With hindsight, we now know they then fly into one of their most loved deeper cuts, ‘Play For Today’ a favourite for so many, the liquid, chiming guitar of Robert Smith as distinctive as his pleading vocals. ‘Boys Don’t Cry‘ may have come before it but this is a touchstone for the archetypal Cure sound.
‘Secrets’ seems to have come from the same writing period as its predecessor, albeit there is a guitar solo that plays around a scale and a repetitive hook that bounces around, as much as a Cure riff can bounce.
‘In Your House’ is much more fluid and less rigid, the guitar hook glides rather than stabs. Gallup’s bass is as iconic as you remember; underpinning, underscoring everything with a counter melody. It is glorious and stately.
‘Three’ is electronic experimentation, harking the Banshees and Tubeway Army. It is subtle and hypnotic. Is it a rudimentary drum machine? Is it rigor mortis human Lol Tolhurst drums? ‘The Final Sound’ is so brief it is basically preparing you for the piece de resistance, the majesty of ‘A Forest’. Here Smith and Gallup are as one, a tight, rhythmic beast, a twinned head monster of noir pop mastery. It was the one and only single from the LP and gave them their first Top of the Pops appearance when it entered the charts at No.31. Producer Mike Hedges had procured as many as seven flangers from various studios and had them running through to create the warped atmosphere of the song.

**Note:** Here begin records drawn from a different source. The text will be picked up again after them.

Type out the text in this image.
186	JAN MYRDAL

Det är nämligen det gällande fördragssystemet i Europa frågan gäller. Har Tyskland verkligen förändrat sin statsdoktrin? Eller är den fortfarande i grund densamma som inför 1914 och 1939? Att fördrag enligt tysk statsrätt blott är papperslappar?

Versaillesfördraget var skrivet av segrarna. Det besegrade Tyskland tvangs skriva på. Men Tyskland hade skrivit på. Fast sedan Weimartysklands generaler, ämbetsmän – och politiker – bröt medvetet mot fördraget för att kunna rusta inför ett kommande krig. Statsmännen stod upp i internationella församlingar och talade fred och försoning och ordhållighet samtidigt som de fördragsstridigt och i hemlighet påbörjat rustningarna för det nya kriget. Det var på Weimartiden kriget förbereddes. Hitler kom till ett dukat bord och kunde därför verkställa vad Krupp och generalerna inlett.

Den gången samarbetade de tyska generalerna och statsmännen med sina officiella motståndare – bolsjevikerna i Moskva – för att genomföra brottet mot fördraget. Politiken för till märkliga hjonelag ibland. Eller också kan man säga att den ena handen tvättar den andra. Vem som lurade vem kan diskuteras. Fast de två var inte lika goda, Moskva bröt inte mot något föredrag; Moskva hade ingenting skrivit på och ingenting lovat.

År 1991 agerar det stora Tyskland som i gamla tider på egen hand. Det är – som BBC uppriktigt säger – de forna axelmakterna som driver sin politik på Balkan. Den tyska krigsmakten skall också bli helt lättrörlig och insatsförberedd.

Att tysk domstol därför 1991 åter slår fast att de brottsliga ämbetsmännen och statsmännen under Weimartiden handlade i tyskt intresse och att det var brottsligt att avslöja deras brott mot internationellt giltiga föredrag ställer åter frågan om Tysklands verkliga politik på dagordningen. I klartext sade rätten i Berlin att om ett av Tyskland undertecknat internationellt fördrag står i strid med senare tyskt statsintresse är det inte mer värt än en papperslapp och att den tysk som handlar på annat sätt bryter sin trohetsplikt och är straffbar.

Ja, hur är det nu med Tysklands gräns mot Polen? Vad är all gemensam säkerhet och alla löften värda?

The lack of budget for the recording session meant that the whole album took seven days to record and mix, which whilst being longer than Three Imaginary Boys took, is quick in anyone’s book. Recording studio techniques stretched to, literally, having tape running around the studio over pencils allowing for up to 32 bar loops of drums and bass.
‘M’ demonstrates the heavy tape delay used in the studio. Hedges and Smith were deep into using every possible technique to make this sound different.
‘At Night’ the original working title for ‘A Forest’, has Smith’s vocals lower in the mix so it sounds like he’s calling from far away, in an empty street, dimly lit by street lights, the synth notes full of dread, spiky, rushed guitar digs give it a horror film atmosphere.
‘Seventeen Seconds’ has a very similar guitar line but Gallup’s bass is front and centre with deep synth accentuating it.
Whether it’s because the state of the country very much echoes the late 1970’s or if we are now just so very used to how The Cure are and sound, but Seventeen Seconds isn’t as jarring as the rock hacks at the time found it, with the bizarre exception of Paul Morley who so hated their debut, he positively gushed at how “extraordinary” this was. Most found it bleak and even depressing, which we now think of as such a reductive way of viewing music that evokes feelings of loss and pain. It can be comforting that others, as great as Robert Smith, could feel the same as you, someone who can express it far better than you are able to. That chimes, that resonates.
I’m telling you things you already know about The Cure and how Robert Smith makes you feel and has made people feel for 45 years. They and he continues to do so. For someone who around the time of writing and recording this record believed he wouldn’t be alive for much longer and actively tried to make that happen, he’s very much still with us and about to inflict more of himself upon us. Bit longer than seventeen seconds.